Muito se fala na importância da Educação de Jovens e Adultos (EJA), antigo supletivo, para garantir que os recém-alfabetizados não voltem a ser analfabetos Mas pouco se investe nela.

A EJA de qualidade pede professores capacitados especificamente para ensinar adultos – cidadãos que já fracassaram no sistema escolar, com histórias de vida, conhecimentos próprios e que têm pressa para aprender. O País só tem 14 instituições de ensino superior com cursos que ensinem a atuar em EJA; no Nordeste, onde estão as maiores taxas de analfabetismo, são apenas quatro.

Políticas públicas isoladas em alguns municípios capacitam esses profissionais. O Ministério da Educação (MEC) começou só recentemente com programas tímidos. Este mês, a maior ONG alfabetizadora do País, a Alfabetização Solidária, percebeu que era preciso investir em EJA e está formando professores em parcerias com universidades.

"É difícil melhorar a educação das crianças se seus pais e irmãos são analfabetos ou analfabetos funcionais", diz a superintendente executiva da Alfabetização Solidária, Regina Esteves.

A EJA compreende os ensinos fundamental (1ª a 8ª séries) e médio mas cursados em menos tempo. Em geral, o ensino fundamental é feito em três anos. O Brasil tem 4.619.409 de alunos de EJA. Só 3.397 dos 5.560 municípios a oferecem. Pesquisas mostram que não adianta um programa para baixar os índices de analfabetismo, hoje em 13%, se os alunos não continuarem seus estudos.

São 301.995 professores de EJA; 37% deles formados apenas em ensino médio. "A formação do professor tem de ser como a do médico ou a do engenheiro, tamanha é a complexidade do trabalho com o ser humano", diz a coordenadora do núcleo de estudos de Jovens e Adultos da Universidade de São Paulo (USP), Stela Piconez. A Lei de Diretrizes e Bases da Educação (LDB), de 1996, pede que todos os professores do País estejam formados em nível superior até 2007.

Mas o Brasil tem ainda professores que sequer terminaram o ensino fundamental; são 282 entre os que trabalham em EJA. Outros 1.947 não chegaram a começar o ensino médio. Três das dez cidades com os maiores índices de analfabetismo do País não têm um professor com ensino superior – Jordão (AC), Guaribas (PI) e Fernando Falcão (MA).

Auto-Estima

O novo programa da Alfabetização Solidária oferece um ano de curso aos professores de EJA de algumas cidades, parte feito numa universidade parceira, parte no próprio local de trabalho. As primeiras turmas começaram no mês passado. O custo de cada professor capacitado é de R$ 157 por mês, que será bancado por empresas. "Não se pode imaginar que o aluno não sabe nada. É preciso ensinar a partir dos seus conhecimentos já adquiridos", explica Regina.

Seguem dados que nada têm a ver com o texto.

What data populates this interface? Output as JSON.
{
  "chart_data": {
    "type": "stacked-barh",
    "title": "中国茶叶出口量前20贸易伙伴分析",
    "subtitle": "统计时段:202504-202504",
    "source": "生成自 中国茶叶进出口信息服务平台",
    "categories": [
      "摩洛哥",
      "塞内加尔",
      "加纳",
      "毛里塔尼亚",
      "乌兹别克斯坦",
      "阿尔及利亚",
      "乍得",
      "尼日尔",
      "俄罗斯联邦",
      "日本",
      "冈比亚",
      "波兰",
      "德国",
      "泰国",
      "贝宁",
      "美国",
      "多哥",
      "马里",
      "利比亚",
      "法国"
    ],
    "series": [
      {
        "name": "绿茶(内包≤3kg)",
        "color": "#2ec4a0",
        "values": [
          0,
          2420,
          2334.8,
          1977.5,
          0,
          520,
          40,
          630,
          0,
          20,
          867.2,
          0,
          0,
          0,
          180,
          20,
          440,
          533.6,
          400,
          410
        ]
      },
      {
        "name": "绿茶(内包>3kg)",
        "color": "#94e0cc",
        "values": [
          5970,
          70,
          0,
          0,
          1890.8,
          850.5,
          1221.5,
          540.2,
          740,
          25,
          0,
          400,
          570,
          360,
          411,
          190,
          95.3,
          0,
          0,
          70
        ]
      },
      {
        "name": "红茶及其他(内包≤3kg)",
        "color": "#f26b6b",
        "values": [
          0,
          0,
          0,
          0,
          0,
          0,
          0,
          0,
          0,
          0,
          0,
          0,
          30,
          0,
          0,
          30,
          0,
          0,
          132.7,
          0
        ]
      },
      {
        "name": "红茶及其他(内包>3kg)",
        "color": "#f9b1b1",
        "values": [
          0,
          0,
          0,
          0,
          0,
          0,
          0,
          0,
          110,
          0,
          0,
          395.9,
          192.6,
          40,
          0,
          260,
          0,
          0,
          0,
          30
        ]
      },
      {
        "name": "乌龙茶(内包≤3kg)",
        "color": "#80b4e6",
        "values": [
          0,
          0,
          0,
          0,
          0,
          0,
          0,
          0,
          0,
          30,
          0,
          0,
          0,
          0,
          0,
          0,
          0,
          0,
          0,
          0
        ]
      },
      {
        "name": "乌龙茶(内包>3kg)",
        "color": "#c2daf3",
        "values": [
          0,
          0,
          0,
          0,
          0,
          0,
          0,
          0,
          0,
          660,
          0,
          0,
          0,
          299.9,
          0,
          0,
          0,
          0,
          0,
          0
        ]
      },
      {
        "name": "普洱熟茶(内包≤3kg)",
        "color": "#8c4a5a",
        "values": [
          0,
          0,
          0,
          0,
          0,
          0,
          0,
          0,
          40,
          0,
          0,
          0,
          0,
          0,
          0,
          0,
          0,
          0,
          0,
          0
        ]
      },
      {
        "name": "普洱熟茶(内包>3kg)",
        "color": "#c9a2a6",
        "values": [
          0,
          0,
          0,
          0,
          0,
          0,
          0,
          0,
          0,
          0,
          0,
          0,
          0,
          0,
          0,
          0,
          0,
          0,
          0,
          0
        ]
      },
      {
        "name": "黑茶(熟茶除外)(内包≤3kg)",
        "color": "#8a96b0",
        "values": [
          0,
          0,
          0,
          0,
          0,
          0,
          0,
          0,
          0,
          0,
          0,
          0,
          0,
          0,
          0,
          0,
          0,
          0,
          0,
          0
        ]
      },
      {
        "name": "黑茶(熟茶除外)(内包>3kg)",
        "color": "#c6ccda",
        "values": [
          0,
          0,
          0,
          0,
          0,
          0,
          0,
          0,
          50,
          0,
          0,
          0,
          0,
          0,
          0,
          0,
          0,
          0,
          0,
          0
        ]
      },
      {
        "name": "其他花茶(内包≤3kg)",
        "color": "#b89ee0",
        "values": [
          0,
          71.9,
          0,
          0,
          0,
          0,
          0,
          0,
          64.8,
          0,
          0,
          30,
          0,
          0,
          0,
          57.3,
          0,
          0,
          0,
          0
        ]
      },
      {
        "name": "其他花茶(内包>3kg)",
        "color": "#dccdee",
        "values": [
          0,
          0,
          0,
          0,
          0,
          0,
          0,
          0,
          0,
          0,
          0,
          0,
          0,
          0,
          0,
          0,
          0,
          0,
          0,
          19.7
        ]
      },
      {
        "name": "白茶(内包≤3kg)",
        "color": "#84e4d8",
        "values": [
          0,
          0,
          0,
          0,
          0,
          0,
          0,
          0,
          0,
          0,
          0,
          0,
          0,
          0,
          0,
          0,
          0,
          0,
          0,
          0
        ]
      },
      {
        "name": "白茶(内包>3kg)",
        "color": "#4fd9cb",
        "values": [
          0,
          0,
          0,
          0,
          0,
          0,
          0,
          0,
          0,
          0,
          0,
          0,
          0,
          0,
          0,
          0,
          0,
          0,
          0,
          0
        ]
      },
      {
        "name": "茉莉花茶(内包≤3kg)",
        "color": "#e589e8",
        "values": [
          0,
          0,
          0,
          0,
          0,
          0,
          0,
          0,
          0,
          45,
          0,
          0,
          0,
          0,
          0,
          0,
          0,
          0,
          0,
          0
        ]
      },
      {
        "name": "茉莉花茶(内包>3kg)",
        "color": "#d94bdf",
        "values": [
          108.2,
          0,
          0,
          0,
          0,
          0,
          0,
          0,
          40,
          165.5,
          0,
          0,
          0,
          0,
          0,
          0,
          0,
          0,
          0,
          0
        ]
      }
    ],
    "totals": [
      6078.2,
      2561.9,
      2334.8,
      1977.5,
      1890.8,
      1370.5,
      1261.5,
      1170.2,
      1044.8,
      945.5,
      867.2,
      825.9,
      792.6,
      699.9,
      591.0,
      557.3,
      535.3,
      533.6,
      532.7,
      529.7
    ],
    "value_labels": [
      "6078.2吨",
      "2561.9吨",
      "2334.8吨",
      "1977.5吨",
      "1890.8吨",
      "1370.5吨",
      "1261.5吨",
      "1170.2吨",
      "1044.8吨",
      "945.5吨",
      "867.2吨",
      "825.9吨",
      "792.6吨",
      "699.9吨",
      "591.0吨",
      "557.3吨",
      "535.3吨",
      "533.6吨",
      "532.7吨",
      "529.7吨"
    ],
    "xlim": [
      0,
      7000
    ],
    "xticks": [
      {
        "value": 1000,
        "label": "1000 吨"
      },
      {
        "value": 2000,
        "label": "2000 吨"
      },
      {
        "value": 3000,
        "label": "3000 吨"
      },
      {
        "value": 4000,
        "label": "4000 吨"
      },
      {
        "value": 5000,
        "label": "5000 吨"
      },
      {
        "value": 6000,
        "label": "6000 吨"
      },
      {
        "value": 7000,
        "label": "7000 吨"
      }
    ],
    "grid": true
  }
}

A professora de EJA e aluna do curso da Alfabetização Solidária Janice Nascimento de Melo, de 33 anos, diz que uma das suas estratégias é ouvir as histórias que seus estudantes têm a contar. Ela dá aulas há quatro anos na EJA de São Bento do Una, no interior de Pernambuco.

"Trabalho a auto-estima, faço com que eles confiem em mim. O adulto precisa ser cativado", completa. Sua colega Maria Jussara de Macedo, de 27 anos, conta que aprendeu a inserir a disciplina de filosofia nas aulas. Até então, o foco era em português e matemática.

Para o secretário de Alfabetização, Inclusão e Diversidade do MEC, Ricardo Henriques, o professor bem preparado é peça fundamental para combater o maior problema da EJA: a evasão. "Se ele não tem a técnica, o aluno vai embora." Apesar dos avanços na área durante o governo atual – todos os municípios que oferecem EJA hoje recebem verba do MEC, o que não ocorria até 2005 -, ainda faltam políticas públicas voltadas ao professor.

Uma das primeiras tentativas do MEC deve começar em maio com a capacitação de professores para trabalhar em EJA no campo. O projeto chamado Saberes da Terra oferecerá ensino fundamental aliado a uma formação profissionalizante para 5 mil alunos. O currículo terá, além das disciplinas convencionais, qualificações para agricultura familiar, pesca, extrativismo e artesanato.

O MEC também entregará dentro de dois meses um conjunto com cinco livros didáticos específicos para os professores que atuam em EJA em todos os municípios do País. Eles falam sobre as características dos alunos desse nível de ensino, as avaliações e sobre como ocorre o processo de aprendizagem.